Ce mouvement de colère bien français, lancé le 17 novembre, commence à déborder les frontières de l'Hexagone: une centaine de "gilets jaunes" belges ont également manifesté vendredi à Bruxelles.
Galvanisé par le soutien des deux tiers des Français et une pétition "pour une baisse des prix du carburant à la pompe" qui a dépassé le million de signatures, le mouvement entend de nouveau se faire entendre au coeur de Paris, à portée de voix des décideurs politiques.
Ces derniers peinent à élaborer une réponse, désarçonnés par les revendications protéiformes de ce mouvement né des réseaux sociaux, hors de tout cadre politique ou syndical.
Le gouvernement, saturé d'appels des politiques à faire un geste pour ces revendications des citoyens les plus fragilisés, tente d'organiser une concertation avec des représentants, pour l'instant en vain.
Les annonces faites cette semaine par Emmanuel Macron - un dispositif pour limiter l'impact des taxes sur le carburant ainsi qu'une "grande concertation" - ont elles plus irrité que convaincu.
"Du vent", du "blabla", ont réagi plusieurs contestataires, dont certains restent campés sur les routes ou les ronds-points. "Il nous faut du concret, pas de l'enfumage", a résumé Yoann Allard, un ouvrier agricole de 30 ans.
De Buenos Aires où il participe au G20, le président français a redit jeudi vouloir répondre à "la colère légitime" et "la souffrance d'une partie du peuple" par "des décisions supplémentaires dans les semaines et les mois à venir", mais qui "ne seront jamais des reculs", alors que l'exécutif met en avant l'urgence écologique pour justifier ses mesures sur les carburants.
Filtrage et fouilles
Dans un geste d'apaisement, le gouvernement a annoncé que les Champs-Élysées seront ouverts aux piétons samedi, comme le demandaient les "gilets jaunes".
Mais un filtrage et des fouilles seront "systématiquement" organisés, a précisé le ministre de l'Intérieur Christophe Castaner, échaudé par les échauffourées qui ont marqué la précédente manifestation du 24 novembre sur l'une des avenues les plus touristiques au monde.
Sur cette artère où déambulent entre 200.000 et 300.000 visiteurs par jour, les commerçants prenaient leurs précautions pour se prémunir contre de nouvelles dégradations samedi.

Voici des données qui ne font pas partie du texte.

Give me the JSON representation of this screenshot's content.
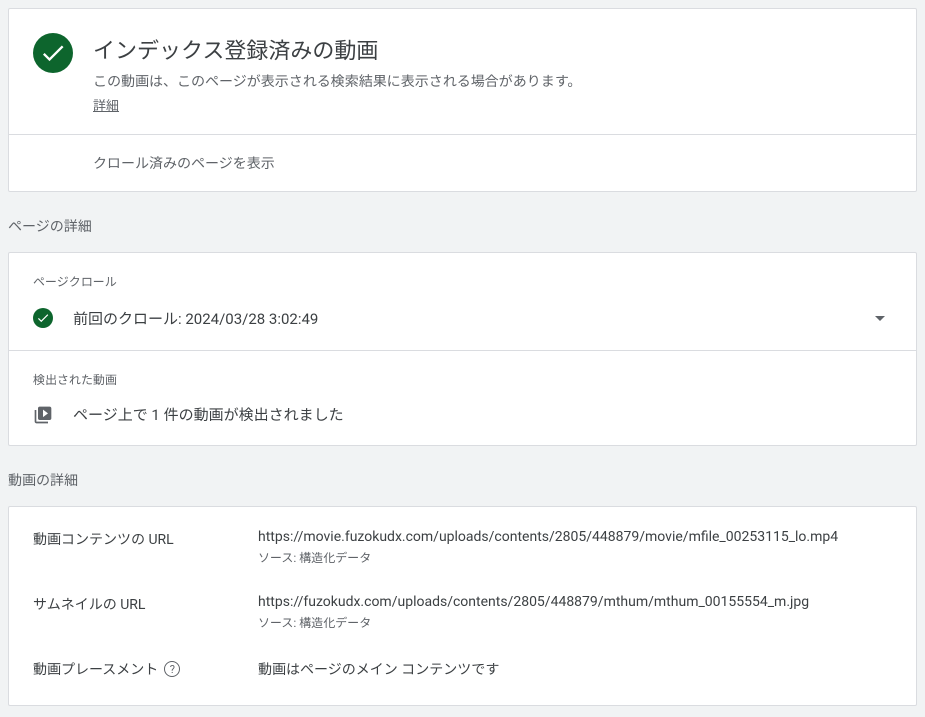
{
  "header": {
    "title": "インデックス登録済みの動画",
    "description": "この動画は、このページが表示される検索結果に表示される場合があります。",
    "details_link": "詳細"
  },
  "action": {
    "show_crawled": "クロール済みのページを表示"
  },
  "page_details": {
    "section_title": "ページの詳細",
    "crawl_label": "ページクロール",
    "last_crawl_prefix": "前回のクロール: ",
    "last_crawl_value": "2024/03/28 3:02:49",
    "detected_label": "検出された動画",
    "detected_text": "ページ上で 1 件の動画が検出されました"
  },
  "video_details": {
    "section_title": "動画の詳細",
    "rows": [
      {
        "label": "動画コンテンツの URL",
        "value": "https://movie.fuzokudx.com/uploads/contents/2805/448879/movie/mfile_00253115_lo.mp4",
        "source": "ソース: 構造化データ",
        "help": false
      },
      {
        "label": "サムネイルの URL",
        "value": "https://fuzokudx.com/uploads/contents/2805/448879/mthum/mthum_00155554_m.jpg",
        "source": "ソース: 構造化データ",
        "help": false
      },
      {
        "label": "動画プレースメント",
        "value": "動画はページのメイン コンテンツです",
        "source": "",
        "help": true
      }
    ]
  }
}
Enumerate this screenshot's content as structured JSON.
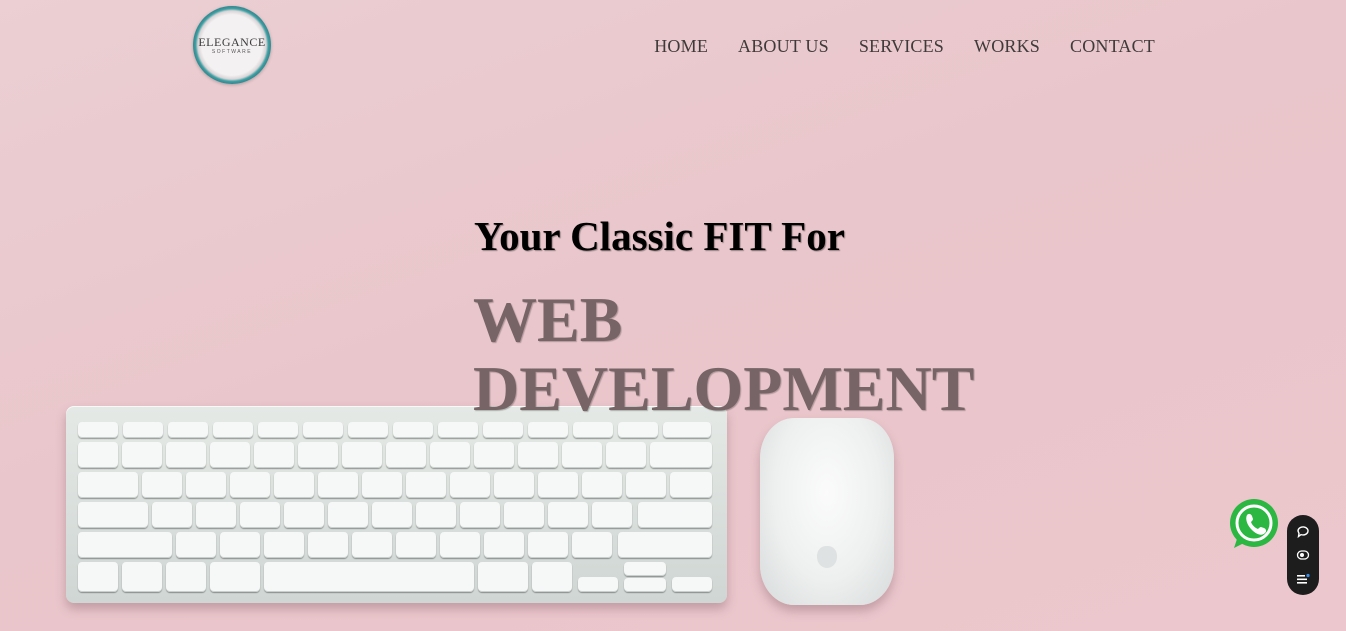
{
  "header": {
    "logo_text": "ELEGANCE",
    "logo_subtext": "SOFTWARE",
    "nav": [
      {
        "label": "HOME"
      },
      {
        "label": "ABOUT US"
      },
      {
        "label": "SERVICES"
      },
      {
        "label": "WORKS"
      },
      {
        "label": "CONTACT"
      }
    ]
  },
  "hero": {
    "subtitle": "Your Classic FIT For",
    "title_line1": "WEB",
    "title_line2": "DEVELOPMENT"
  },
  "floating": {
    "whatsapp_icon": "whatsapp-icon",
    "tools": [
      "chat-icon",
      "eye-icon",
      "menu-icon"
    ]
  },
  "colors": {
    "background": "#ebcfd3",
    "title": "#766466",
    "whatsapp": "#2bb741",
    "panel": "#1e1d1d"
  }
}
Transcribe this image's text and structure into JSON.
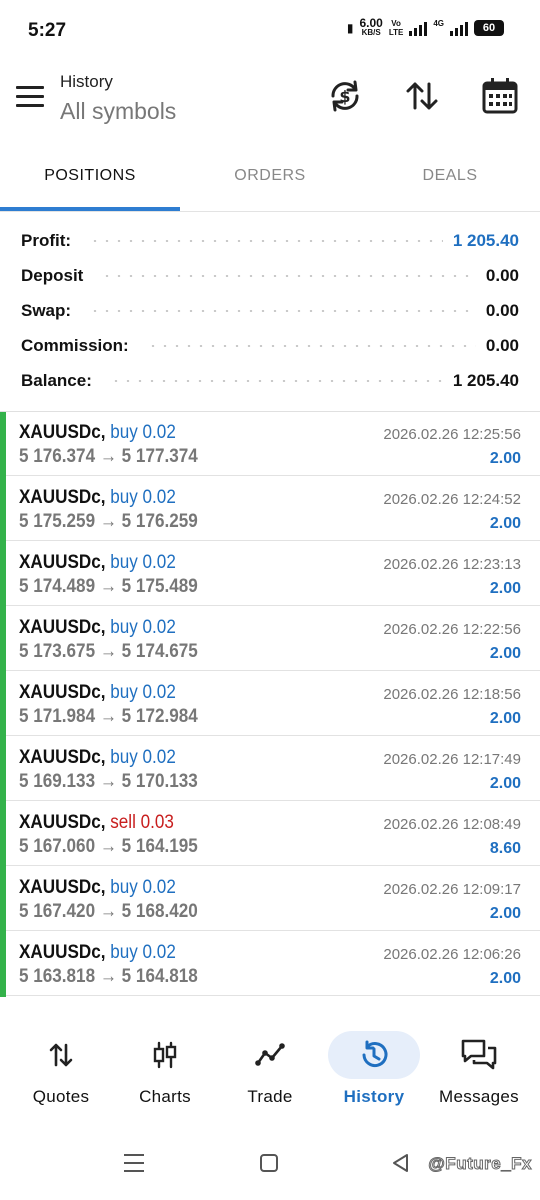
{
  "status_bar": {
    "time": "5:27",
    "speed_value": "6.00",
    "speed_unit": "KB/S",
    "network_label_top": "Vo",
    "network_label_bottom": "LTE",
    "data_label": "4G",
    "battery": "60"
  },
  "header": {
    "title": "History",
    "subtitle": "All symbols",
    "icons": [
      "sync-currency-icon",
      "sort-icon",
      "calendar-icon"
    ]
  },
  "tabs": [
    {
      "label": "POSITIONS",
      "active": true
    },
    {
      "label": "ORDERS",
      "active": false
    },
    {
      "label": "DEALS",
      "active": false
    }
  ],
  "summary": [
    {
      "label": "Profit:",
      "value": "1 205.40",
      "accent": true
    },
    {
      "label": "Deposit",
      "value": "0.00",
      "accent": false
    },
    {
      "label": "Swap:",
      "value": "0.00",
      "accent": false
    },
    {
      "label": "Commission:",
      "value": "0.00",
      "accent": false
    },
    {
      "label": "Balance:",
      "value": "1 205.40",
      "accent": false
    }
  ],
  "positions": [
    {
      "symbol": "XAUUSDc,",
      "side": "buy 0.02",
      "type": "buy",
      "prices": "5 176.374 → 5 177.374",
      "time": "2026.02.26 12:25:56",
      "profit": "2.00"
    },
    {
      "symbol": "XAUUSDc,",
      "side": "buy 0.02",
      "type": "buy",
      "prices": "5 175.259 → 5 176.259",
      "time": "2026.02.26 12:24:52",
      "profit": "2.00"
    },
    {
      "symbol": "XAUUSDc,",
      "side": "buy 0.02",
      "type": "buy",
      "prices": "5 174.489 → 5 175.489",
      "time": "2026.02.26 12:23:13",
      "profit": "2.00"
    },
    {
      "symbol": "XAUUSDc,",
      "side": "buy 0.02",
      "type": "buy",
      "prices": "5 173.675 → 5 174.675",
      "time": "2026.02.26 12:22:56",
      "profit": "2.00"
    },
    {
      "symbol": "XAUUSDc,",
      "side": "buy 0.02",
      "type": "buy",
      "prices": "5 171.984 → 5 172.984",
      "time": "2026.02.26 12:18:56",
      "profit": "2.00"
    },
    {
      "symbol": "XAUUSDc,",
      "side": "buy 0.02",
      "type": "buy",
      "prices": "5 169.133 → 5 170.133",
      "time": "2026.02.26 12:17:49",
      "profit": "2.00"
    },
    {
      "symbol": "XAUUSDc,",
      "side": "sell 0.03",
      "type": "sell",
      "prices": "5 167.060 → 5 164.195",
      "time": "2026.02.26 12:08:49",
      "profit": "8.60"
    },
    {
      "symbol": "XAUUSDc,",
      "side": "buy 0.02",
      "type": "buy",
      "prices": "5 167.420 → 5 168.420",
      "time": "2026.02.26 12:09:17",
      "profit": "2.00"
    },
    {
      "symbol": "XAUUSDc,",
      "side": "buy 0.02",
      "type": "buy",
      "prices": "5 163.818 → 5 164.818",
      "time": "2026.02.26 12:06:26",
      "profit": "2.00"
    }
  ],
  "bottom_nav": [
    {
      "label": "Quotes",
      "icon": "quotes-icon",
      "active": false
    },
    {
      "label": "Charts",
      "icon": "charts-icon",
      "active": false
    },
    {
      "label": "Trade",
      "icon": "trade-icon",
      "active": false
    },
    {
      "label": "History",
      "icon": "history-icon",
      "active": true
    },
    {
      "label": "Messages",
      "icon": "messages-icon",
      "active": false
    }
  ],
  "watermark": "@Future_Fx",
  "colors": {
    "accent_blue": "#1f6fc0",
    "sell_red": "#c81e1e",
    "position_edge_green": "#33b24a",
    "tab_indicator": "#2e7dd1"
  }
}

Signe d'une colère qui ne faiblit pas, des rassemblements de ces citoyens pour qui les fins de mois sont souvent difficiles sont aussi annoncés dans plusieurs autres villes du pays, comme par exemple sur l'emblématique Vieux port de Marseille, et dans les territoires français d'outremer.
Sur l'île de la Réunion, paralysée depuis deux semaines par le mouvement, la ministre des Outre-mer (12 territoires éloignés de la France métropolitaine, ndlr) a dû être exfiltrée par son service d'ordre lors d'une rencontre devenue trop houleuse. Dans le sud-est de la France, neuf personnes ont été placées en garde à vue vendredi après des heurts dans la nuit à un péage de La Ciotat.
Au sein de la majorité présidentielle, l'inquiétude monte devant le rejet exprimé, au point que l'idée d'un moratoire sur la hausse des taxes commence à faire débat.
Du côté de l'opposition, à droite comme à gauche, les positions naviguent entre soutien et souci de ne pas être accusé de récupération.
"Parce que nous avons pris la décision que chacun soit dans sa région", le leader de la gauche radicale, Jean-Luc Mélenchon, a annoncé vendredi qu'il ne manifesterait pas sur les Champs-Elysées mais qu'il serait à Marseille dans une marche réunissant des "syndicats, des révoltés du logement, des +gilets jaunes+ et des lycéens".
Le souverainiste de droite Nicolas Dupont-Aignan sera lui à Paris aux côtés des manifestants.
Le patron des Républicains (droite), Laurent Wauquiez, ira "à la rencontre" des manifestants dans sa circonscription. La cheffe de file de l'extrême droite Marine Le Pen a réclamé une dissolution de l'Assemblée nationale.
Quant à l'ex-président socialiste, François Hollande, il est allé voir des "gilets jaunes" pour vanter son bilan, s'attirant les railleries du président Macron.
De Buenos Aires, ce dernier a ironisé sur ceux "qui sont sans doute plus à l'origine de la situation que nous vivons que le gouvernement qui est aux affaires que depuis 18 mois".